We thought we would try hunting the next (Saturday) morning where the Margaret Lee had informed us of their good fortune, but the winds were too high and the waves too big. As a result, we bid farewell to Joe and Rudder Cut and headed to the outside for a downwind sail to Little Farmer's. The day was delightful, with a light breeze (then 10-12 knots) and we arrived at the Farmer's Cay cut just at slack tide. One does not want to pass through some of these cuts at other than slack, and certainly not when the water is going one way and the wind the other, because of the potential for loss of control in rough water in tight spots. We arranged for a mooring from Ocean Cabin and hooked up. (We subsequently learned we had picked up the wrong orange mooring and had to relocate, but that was no problem - despite the intervening Ocean Cabin Rum Special drink, with 5 different rums and liqueurs.) Van checked the mooring to make sure the tackle was in good condition and found all was well.
This morning, we went to the local Baptist Church - St. Mary's Union - for Palm Sunday Service.

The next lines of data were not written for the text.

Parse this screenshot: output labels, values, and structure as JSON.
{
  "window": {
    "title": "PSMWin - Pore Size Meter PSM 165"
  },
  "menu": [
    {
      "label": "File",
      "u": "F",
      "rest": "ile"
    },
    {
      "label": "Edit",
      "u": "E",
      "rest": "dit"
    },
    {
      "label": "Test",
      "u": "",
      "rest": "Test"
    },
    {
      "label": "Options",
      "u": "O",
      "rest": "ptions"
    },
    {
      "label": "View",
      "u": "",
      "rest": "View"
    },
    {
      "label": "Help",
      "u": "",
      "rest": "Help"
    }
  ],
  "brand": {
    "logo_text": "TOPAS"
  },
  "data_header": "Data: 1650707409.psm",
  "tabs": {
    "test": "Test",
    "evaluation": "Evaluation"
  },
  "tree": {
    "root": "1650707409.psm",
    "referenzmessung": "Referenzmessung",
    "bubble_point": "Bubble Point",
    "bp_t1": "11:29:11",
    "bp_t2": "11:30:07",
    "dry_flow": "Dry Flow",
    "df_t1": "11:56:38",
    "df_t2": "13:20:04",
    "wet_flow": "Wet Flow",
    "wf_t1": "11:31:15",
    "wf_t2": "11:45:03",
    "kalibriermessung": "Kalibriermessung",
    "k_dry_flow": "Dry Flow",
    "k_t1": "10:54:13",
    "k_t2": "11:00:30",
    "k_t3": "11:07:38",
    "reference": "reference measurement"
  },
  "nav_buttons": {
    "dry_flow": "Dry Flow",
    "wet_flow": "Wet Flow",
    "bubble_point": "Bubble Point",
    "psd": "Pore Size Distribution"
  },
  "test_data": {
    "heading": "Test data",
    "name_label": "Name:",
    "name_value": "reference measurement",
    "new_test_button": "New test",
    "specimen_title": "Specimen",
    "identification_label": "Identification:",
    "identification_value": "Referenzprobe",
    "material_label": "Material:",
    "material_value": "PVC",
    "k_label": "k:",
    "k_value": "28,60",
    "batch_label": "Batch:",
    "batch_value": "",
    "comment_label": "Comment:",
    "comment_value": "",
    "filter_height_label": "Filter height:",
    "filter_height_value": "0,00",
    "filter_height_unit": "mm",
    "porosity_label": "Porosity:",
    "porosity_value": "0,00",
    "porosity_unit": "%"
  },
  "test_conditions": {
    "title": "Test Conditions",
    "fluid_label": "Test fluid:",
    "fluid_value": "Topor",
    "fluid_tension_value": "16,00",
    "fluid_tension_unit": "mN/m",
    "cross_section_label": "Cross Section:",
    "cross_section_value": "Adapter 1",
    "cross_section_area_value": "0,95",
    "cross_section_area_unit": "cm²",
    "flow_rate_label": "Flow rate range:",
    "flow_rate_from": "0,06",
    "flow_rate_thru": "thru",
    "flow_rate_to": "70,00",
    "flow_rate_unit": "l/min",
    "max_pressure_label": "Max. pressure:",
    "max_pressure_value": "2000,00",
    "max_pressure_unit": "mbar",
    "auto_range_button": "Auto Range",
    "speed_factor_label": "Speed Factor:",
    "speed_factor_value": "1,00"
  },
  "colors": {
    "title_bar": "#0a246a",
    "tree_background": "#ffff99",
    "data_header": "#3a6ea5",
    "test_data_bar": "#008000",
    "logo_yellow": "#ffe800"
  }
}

The congregation (including a number of fellow cruisers) gathered at the docks and proceeded with a palm processional to the church at the top of the hill. Upon entering, we found it pleasingly air conditioned, which was good because it was hot outside and the service lasted 2¾ hours! It was what one might call a typical African American service, with a lot of singing (loud), praises, Amens, and Halleluias! Typical of most of the churches we have visited in The Bahamas, the visitors were asked to stand and introduce themselves to the congregation. When it came our turn, and we identified our boat as named Gratitude, and the dinghy named Attitude, the female pastor announced her pleasure because one of her sermon themes was having an Attitude of Gratitude. Also typical of the island churches, we all were greeted by each of the other congregants with hugs and blessings. This being a special service, the local women were outfitted - head to toe - in sparking white outfits, hats, pearls, etc. They take great pride in their appearance, which is not for show but as a form of worship and appreciation for what they have been given.
After the service, about 9 of the cruisers took a trip (with a local "guide") to a cave in the interior of a neighboring island. The cave was delightfully cool, contained stalactites and stalagmites, and a pool of brackish water into which most waded or swam. Because of the rough conditions and the low freeboard of the guide's boat (waves washed right over the bow and sides), most of the cruisers walked along the beach to an area that was protected from the winds and high waves before getting aboard. Now that we know its location, we can guide others, as well as to "lobster beach" so-called because the lobster congregate in the shallows off-shore in certain seasons and times of day. Worth a try? We'll see.